When you jump to the end of the file ('>' command) you'll see "Calculating line numbers... (interrupt to abort)" and interrupt (ctrl-C) here will also turn them off.

agopaul · on March 30, 2015

I didn't know about the -n switch. Usually I need to get to the bottom of the file and find the last occurrence of a string in the logs (G, CTRL+C to stop counting lines, ?string to search) and the slower part is waiting for less to match a string going backwards on the file. Will check if the -n switch solves the problem

toddkaufmann · on March 30, 2015

Use '/' (search) to enter a regexp to match a pattern on that line, and it will be highlighted.

lgas · on March 30, 2015

This has nothing to do with what is being discussed in this subthread.

teraflop · on March 30, 2015

Sure it does. If your log lines are distinct (e.g. they have timestamps or unique IDs) then you can use less's search highlighting to provide a visual marker for a specific line, similar to what you can do by manually inserting a bunch of blank lines on the console.

This trick doesn't work if your log file has a bunch of identical lines and you want to keep an eye on their rate, though.
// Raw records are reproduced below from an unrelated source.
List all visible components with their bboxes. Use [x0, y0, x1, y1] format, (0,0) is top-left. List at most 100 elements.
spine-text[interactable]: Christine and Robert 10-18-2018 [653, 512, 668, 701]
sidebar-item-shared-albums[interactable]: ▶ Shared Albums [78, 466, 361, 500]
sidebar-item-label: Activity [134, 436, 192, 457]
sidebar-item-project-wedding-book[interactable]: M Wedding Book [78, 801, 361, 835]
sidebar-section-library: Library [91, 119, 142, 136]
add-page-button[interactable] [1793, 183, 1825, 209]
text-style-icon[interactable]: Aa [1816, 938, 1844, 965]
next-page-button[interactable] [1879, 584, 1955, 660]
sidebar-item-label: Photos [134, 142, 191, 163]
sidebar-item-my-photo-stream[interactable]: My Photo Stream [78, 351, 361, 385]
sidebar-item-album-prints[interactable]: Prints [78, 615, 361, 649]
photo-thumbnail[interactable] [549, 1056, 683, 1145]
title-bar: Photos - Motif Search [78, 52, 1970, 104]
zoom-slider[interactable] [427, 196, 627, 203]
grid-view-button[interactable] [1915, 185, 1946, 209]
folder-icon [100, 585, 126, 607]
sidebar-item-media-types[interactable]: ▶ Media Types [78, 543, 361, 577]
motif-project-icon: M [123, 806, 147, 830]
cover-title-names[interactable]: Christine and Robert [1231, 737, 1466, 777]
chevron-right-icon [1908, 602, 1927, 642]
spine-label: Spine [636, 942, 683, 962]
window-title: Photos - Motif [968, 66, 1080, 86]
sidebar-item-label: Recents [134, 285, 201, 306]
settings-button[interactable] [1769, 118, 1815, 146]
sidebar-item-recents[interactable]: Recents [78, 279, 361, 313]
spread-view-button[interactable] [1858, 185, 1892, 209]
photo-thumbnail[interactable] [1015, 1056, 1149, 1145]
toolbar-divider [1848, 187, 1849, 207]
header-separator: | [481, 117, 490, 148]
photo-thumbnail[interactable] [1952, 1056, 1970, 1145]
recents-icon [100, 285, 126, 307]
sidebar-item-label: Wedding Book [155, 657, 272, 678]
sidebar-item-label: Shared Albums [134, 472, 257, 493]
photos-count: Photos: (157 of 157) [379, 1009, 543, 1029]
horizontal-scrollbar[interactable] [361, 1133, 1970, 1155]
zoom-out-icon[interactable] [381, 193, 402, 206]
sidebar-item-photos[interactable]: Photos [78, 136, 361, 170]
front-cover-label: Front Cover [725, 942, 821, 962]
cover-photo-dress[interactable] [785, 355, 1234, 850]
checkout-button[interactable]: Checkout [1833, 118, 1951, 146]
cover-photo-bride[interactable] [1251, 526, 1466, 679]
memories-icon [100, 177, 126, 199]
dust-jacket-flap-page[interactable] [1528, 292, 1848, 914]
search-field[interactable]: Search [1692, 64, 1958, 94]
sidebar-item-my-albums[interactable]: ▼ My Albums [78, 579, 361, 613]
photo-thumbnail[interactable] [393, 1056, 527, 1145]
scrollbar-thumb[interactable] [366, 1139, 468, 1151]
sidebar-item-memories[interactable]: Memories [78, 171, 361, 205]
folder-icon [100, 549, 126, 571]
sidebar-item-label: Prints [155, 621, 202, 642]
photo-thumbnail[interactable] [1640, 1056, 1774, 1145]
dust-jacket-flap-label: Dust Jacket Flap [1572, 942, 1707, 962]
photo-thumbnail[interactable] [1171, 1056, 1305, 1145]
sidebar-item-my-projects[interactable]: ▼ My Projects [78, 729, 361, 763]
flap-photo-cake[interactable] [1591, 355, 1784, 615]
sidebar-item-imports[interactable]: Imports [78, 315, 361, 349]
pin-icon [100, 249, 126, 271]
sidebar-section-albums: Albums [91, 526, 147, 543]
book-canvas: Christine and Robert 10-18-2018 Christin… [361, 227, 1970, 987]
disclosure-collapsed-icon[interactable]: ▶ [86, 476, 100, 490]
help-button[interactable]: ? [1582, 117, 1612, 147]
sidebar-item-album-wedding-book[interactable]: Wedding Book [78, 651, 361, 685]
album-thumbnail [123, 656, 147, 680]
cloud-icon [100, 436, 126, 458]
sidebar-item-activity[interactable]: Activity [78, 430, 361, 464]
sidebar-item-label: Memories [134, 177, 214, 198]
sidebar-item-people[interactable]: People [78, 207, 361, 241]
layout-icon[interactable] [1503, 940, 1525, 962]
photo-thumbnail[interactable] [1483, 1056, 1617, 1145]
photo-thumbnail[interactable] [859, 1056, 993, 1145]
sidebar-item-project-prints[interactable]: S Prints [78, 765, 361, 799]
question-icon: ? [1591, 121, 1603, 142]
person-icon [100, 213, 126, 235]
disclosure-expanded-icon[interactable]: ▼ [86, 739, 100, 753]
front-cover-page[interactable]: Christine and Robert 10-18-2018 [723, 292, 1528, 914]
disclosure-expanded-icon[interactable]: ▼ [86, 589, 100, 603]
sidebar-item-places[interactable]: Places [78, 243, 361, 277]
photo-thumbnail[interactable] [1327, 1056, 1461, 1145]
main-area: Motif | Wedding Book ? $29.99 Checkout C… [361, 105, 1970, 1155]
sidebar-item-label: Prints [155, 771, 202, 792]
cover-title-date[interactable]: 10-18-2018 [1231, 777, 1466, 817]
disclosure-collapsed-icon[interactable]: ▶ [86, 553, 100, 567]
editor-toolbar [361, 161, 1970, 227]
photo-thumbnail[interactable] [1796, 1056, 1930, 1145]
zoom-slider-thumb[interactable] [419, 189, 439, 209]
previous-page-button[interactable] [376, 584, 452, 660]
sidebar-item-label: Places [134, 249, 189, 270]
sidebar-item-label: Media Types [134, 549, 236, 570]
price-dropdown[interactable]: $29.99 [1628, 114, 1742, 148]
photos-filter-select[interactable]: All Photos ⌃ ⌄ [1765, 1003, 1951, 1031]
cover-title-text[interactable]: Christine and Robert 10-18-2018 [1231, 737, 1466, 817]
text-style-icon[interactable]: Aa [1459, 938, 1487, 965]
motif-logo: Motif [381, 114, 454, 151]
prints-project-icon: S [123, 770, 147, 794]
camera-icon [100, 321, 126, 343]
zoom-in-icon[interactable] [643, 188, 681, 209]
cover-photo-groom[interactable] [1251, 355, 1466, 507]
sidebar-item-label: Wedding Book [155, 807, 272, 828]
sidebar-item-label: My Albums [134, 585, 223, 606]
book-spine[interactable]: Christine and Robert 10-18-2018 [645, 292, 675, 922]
gojomo · on March 30, 2015

Having to remember & type a timestamp has much more mental overhead (planning & memory) than "scan/scroll back to last block of vertical whitespace".

That's why suggestions of either named-marks or back-searches aren't considered equally-attractive alternatives to marking the scrollback with a batch of <return>s.

shawabawa3 · on March 30, 2015

imagine the scenario: "I want to see everything that happens in a single request"

Enter method:

  1. Press enter a bunch of times
  2. Reload browser
  3. Press enter a bunch of times and scroll up

Your method:

  1. Search for last line in output to highlight it?
  2. Reload page
  3. Try and figure out where stuff starts and ends with loads of visual noise

teraflop · on March 30, 2015

I won't argue that for this specific use case, tail isn't friendlier than less.

But the original poster posted a useful tip, and is now getting aggressive downvotes and comments like "This has nothing to do with what is being discussed in this subthread." I think that's unwarranted.

MadcapJake · on March 30, 2015

less method:

  1. ma
  2. Reload browser
  3. 'a

less method with two marks:

  1. ma
  2. Reload browser
  3. mb
  4. 'a

ajanuary · on March 30, 2015

Unfortunately mark doesn't seem to work while you're following.

shangxiao · on March 30, 2015

A bunch of blank lines is a lot more grokable than timestamps lost in a bunch of text.